NATO officials warn of Russian cyberattacks on Ukraine
Russia’s cyberattacks before it invaded Ukraine were “unprecedented,” as “Russian cyber-units successfully deployed more destructive malware … than the rest of the world’s cyberpowers combined typically use in a given year,” NATO Assistant Secretary General David Cattler and principal analyst Daniel Black wrote in Foreign Affairs. Russia is also “deploying additional destructive malware on a weekly basis,” they wrote.
Russia could launch more devastating cyberattacks, they warned. “With the likelihood that the conflict will become a protracted war, Russia will probably not exercise restraint in its use of additional disruptive and destructive cyber-actions,” they wrote. “Russian President Vladimir Putin is most likely to double down on early cyber-successes and seek to further disrupt and undermine government, military, and civilian infrastructure, as well as defense industrial base enterprises. ”
Google removed dozens of data-harvesting apps from its app store
Researchers say the apps were installed on millions of Android devices, the Wall Street Journal’s Byron Tau and Robert McMillan report. They contained computer code from a Panamanian company that harvested location data and personally identifiable information. The code also had the ability to scan — but not necessarily view the contents of — users’ WhatsApp downloads folders.
The researchers shared their findings with the Federal Trade Commission (FTC) and Google, which said it removed the apps as of March 25. The apps can be relisted if they remove the code that collects the data, Google spokesman Scott Westover told the Journal. Some of the apps are already back on the app store.
The FTC declined to comment to the Journal on whether it was investigating because its investigations are not public. Measurement Systems, the Panamanian company, told the outlet that “the allegations you make about the company’s activities are false.”

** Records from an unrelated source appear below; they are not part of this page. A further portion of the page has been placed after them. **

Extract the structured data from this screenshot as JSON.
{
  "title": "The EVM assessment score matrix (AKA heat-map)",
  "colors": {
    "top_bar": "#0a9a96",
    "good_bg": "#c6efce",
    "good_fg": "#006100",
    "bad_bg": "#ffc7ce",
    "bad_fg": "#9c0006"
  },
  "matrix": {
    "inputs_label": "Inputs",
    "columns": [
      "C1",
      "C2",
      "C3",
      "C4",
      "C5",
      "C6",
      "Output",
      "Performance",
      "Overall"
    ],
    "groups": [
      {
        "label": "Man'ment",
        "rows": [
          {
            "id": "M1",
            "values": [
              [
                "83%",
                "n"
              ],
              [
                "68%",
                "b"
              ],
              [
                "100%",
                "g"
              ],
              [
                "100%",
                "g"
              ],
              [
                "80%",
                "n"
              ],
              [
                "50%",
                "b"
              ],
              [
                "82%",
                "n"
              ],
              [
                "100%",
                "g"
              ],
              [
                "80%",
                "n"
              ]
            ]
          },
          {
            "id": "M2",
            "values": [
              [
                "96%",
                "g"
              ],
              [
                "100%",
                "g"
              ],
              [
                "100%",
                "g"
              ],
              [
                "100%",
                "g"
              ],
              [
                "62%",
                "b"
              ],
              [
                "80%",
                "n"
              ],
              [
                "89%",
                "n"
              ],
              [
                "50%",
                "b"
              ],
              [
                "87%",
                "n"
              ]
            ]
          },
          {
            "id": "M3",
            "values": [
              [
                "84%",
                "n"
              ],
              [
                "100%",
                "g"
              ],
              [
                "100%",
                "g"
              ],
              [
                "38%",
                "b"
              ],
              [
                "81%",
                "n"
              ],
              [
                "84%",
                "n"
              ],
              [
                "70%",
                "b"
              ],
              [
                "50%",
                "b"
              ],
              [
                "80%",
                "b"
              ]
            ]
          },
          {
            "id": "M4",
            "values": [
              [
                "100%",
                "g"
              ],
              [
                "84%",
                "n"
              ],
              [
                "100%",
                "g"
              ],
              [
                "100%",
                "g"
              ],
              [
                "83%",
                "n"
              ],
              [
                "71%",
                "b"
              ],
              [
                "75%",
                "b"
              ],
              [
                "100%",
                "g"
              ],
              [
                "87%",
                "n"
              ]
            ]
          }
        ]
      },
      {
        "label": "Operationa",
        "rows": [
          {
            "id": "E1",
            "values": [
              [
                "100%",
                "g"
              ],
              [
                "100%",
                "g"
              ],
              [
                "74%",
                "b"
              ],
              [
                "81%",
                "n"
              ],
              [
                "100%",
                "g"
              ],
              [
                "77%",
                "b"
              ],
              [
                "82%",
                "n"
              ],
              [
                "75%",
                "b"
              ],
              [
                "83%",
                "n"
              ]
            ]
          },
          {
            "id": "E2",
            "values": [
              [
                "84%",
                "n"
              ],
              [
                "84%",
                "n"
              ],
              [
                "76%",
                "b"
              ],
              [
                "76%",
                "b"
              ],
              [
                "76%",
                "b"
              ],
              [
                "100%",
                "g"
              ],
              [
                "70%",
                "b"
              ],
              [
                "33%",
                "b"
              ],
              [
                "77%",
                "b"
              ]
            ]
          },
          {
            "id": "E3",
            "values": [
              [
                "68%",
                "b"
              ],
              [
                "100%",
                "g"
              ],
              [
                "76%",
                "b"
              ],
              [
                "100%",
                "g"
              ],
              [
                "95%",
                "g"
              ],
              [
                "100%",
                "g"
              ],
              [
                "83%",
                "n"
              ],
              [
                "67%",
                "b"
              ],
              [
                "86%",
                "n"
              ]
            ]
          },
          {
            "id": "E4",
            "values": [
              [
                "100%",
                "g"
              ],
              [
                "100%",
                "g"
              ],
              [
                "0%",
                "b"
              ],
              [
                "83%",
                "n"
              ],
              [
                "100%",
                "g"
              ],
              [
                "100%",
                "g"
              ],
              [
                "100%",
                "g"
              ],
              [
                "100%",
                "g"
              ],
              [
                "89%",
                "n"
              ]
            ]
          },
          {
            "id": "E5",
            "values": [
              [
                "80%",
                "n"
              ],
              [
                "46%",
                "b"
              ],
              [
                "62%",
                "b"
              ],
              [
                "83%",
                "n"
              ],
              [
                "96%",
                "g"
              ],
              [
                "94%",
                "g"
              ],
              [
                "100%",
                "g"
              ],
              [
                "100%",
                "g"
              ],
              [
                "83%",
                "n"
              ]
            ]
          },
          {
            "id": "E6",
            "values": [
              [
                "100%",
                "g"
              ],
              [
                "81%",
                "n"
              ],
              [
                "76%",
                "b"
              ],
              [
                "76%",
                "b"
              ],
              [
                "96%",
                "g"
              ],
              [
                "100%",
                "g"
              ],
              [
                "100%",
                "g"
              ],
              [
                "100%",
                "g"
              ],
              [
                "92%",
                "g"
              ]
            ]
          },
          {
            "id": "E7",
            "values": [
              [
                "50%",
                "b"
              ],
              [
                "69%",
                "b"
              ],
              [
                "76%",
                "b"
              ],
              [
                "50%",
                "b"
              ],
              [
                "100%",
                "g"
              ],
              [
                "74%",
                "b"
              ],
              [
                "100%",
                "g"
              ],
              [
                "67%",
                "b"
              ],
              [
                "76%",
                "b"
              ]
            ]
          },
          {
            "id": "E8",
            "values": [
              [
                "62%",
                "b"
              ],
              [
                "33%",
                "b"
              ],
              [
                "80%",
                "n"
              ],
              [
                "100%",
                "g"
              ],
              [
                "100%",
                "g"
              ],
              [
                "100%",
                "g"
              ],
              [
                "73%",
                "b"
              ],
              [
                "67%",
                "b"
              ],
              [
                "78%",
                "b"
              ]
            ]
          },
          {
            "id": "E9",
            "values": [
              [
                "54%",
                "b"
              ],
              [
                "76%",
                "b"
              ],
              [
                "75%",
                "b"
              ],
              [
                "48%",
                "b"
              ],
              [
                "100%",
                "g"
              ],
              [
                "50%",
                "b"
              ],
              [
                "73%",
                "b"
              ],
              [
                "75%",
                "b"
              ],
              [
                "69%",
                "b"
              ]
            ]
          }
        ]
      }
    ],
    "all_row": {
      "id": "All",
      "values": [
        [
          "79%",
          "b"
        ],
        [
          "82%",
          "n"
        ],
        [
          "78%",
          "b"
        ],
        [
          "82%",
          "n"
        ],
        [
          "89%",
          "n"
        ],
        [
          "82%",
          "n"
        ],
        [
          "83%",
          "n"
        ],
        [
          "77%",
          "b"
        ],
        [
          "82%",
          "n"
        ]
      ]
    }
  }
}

Mandiant and CrowdStrike vow to collaborate
The agreement between the two companies extends a trend of cooperation among companies and the government as they work to battle cyberattacks, Joseph Menn reports. Mandiant, which is best known for leading investigations of breaches, will begin deploying protection tools from CrowdStrike as it advises customers and responds to breaches, executives told The Washington Post.
Last month, Google agreed to acquire Mandiant for $5.4 billion. The tech giant was a key early investor in CrowdStrike, but both sides said they were talking about boosting collaboration before the latest deal.
- Former Cybersecurity and Infrastructure Security Agency director Chris Krebs; and lawmakers speak at a disinformation conference hosted by the University of Chicago and the Atlantic today through Friday.
- The Center for Strategic and International Studies hosts an event on the national defense implications of commercial wireless networks today at 9:30 a.m.
Secure log off
Thanks for reading. See you tomorrow.